Salgın ile birlikte yeni projelere imza attıklarını kaydeden Onur, “Pandeminin iş geliştirdiği alanlar da oluyor. Bizim tarafta sabah sporlarının çok daha hızlı yaygınlaşmasını sağladık. İstanbul içerisinde 60 noktayı aştık. Her ay 8 bine yakın kişi Spor İstanbul eğitmenleriyle sabah sporu yapıyor. Hafta içi her gün instagramdan yaptığımız fitness bu da pandeminin bize getirdiği yeni bir iş oldu. O da kendi içinde bir tesis gibi oldu. Sanal koşularımız oldu. Biz 70-80 bin kişi ile o koşuları yapmaya alışığız. En azından insanların kendini daha güvende hissettiği İstanbul içinde de farklı noktalarda istediği saatte istediği şekilde koşabileceği form olsun istedik. O da sanal koşu. Esasında gerçek bir koşu var ama kendi istediği parkurda kendini rahat hissettiği saatte koşuyor. Biz yarı maraton ve maratonda sanal koşuda toplam 10 bin kişiye ulaştık. Her iki koşumuzda yaklaşık 6 bine yakın kişi sanal koşu yaptı. Pandeminin gidişatına göre bunu önümüzdeki koşularda da yapmaya devam edebiliriz. Ayrıca İstanbul dışında 70’e yakın ilçede Türkiye dışında da 25-30 ülkede de Nkolay İstanbul Maratonu koşuldu. Bu da sanal koşunun bize getirdiği bu şehrin yaşadığı heyecanı şehir içinde başka noktalarda ve başka şehirlerde bu maraton heyecanının yaşanmasına bir katkısı oldu” ifadelerini kullandı.

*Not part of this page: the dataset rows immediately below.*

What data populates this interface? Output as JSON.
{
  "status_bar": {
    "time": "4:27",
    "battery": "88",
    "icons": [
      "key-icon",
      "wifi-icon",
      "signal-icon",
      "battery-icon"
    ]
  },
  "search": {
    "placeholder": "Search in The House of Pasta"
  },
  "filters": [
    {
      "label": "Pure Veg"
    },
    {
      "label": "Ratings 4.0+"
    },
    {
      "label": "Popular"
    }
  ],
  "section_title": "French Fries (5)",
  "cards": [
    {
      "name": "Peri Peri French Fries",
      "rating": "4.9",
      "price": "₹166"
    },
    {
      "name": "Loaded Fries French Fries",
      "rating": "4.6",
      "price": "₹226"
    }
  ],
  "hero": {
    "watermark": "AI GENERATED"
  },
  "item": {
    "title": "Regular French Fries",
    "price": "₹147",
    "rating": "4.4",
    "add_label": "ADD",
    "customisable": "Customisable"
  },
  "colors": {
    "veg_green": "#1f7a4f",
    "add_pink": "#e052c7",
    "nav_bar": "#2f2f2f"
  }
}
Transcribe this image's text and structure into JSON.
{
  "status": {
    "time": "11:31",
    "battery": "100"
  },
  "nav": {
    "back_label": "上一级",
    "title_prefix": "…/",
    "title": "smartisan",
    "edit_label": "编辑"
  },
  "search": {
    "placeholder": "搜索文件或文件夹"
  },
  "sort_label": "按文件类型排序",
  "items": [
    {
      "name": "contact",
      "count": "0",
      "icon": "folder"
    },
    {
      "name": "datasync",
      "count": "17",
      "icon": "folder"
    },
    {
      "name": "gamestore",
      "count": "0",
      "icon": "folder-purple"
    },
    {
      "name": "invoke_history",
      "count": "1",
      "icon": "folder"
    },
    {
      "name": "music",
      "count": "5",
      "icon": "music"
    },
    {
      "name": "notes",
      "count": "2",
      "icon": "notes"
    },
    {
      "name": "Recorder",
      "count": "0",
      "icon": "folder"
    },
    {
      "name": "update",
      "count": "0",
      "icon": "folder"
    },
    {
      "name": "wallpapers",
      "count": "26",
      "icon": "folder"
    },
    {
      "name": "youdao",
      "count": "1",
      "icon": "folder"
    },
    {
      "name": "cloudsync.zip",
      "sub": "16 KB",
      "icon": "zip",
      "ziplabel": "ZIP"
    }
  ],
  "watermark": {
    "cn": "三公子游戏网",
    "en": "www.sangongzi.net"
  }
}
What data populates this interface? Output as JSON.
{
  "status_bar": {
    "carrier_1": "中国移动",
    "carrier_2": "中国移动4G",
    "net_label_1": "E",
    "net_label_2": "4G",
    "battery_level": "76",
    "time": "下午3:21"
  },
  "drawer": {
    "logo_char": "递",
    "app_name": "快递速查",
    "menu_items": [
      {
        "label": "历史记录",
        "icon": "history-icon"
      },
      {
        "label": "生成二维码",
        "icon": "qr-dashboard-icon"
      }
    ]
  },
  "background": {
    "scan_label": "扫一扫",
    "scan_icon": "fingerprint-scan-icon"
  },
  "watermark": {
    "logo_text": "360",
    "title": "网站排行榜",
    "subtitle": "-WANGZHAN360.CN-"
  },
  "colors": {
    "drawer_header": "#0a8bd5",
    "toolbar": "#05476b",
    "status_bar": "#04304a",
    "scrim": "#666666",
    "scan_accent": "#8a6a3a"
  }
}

“Elit sporcu aşamasında İBB Spor Kulübü’nün çok önemli yeri var”
“Pandemi dönemi esasında Spor İstanbul’un çok önemli bir görevini ortaya çıkardı. Burası tam bir önleyici sağlık şirketi. Spor İstanbul’un amacı elit sporcu yetiştirmek değil. İstanbulluların aktivite sayısını arttırmak hareket eden İstanbullu sayısını arttırmak ve sağlıklı bireylerin pandemiyle hem mücadelede hem de hastalığa yakalanmama konusunda daha avantajlı olduğunu da gördük. Bunun üzerinde yoğunlaştığımız bir döneme giriyoruz. İstanbul’u daha sporla iç içe getiriyor olmak sporcu sayısını da arttırıyor, bu sayı arttıkça elit sporcu sayısı ve uluslararası başarılar da artıyor. Uluslararası başarılarda elit sporcu aşamasında İBB bünyesindeki İBB Spor Kulübü’nün çok önemli yeri var” değerlendirmesini yaptı.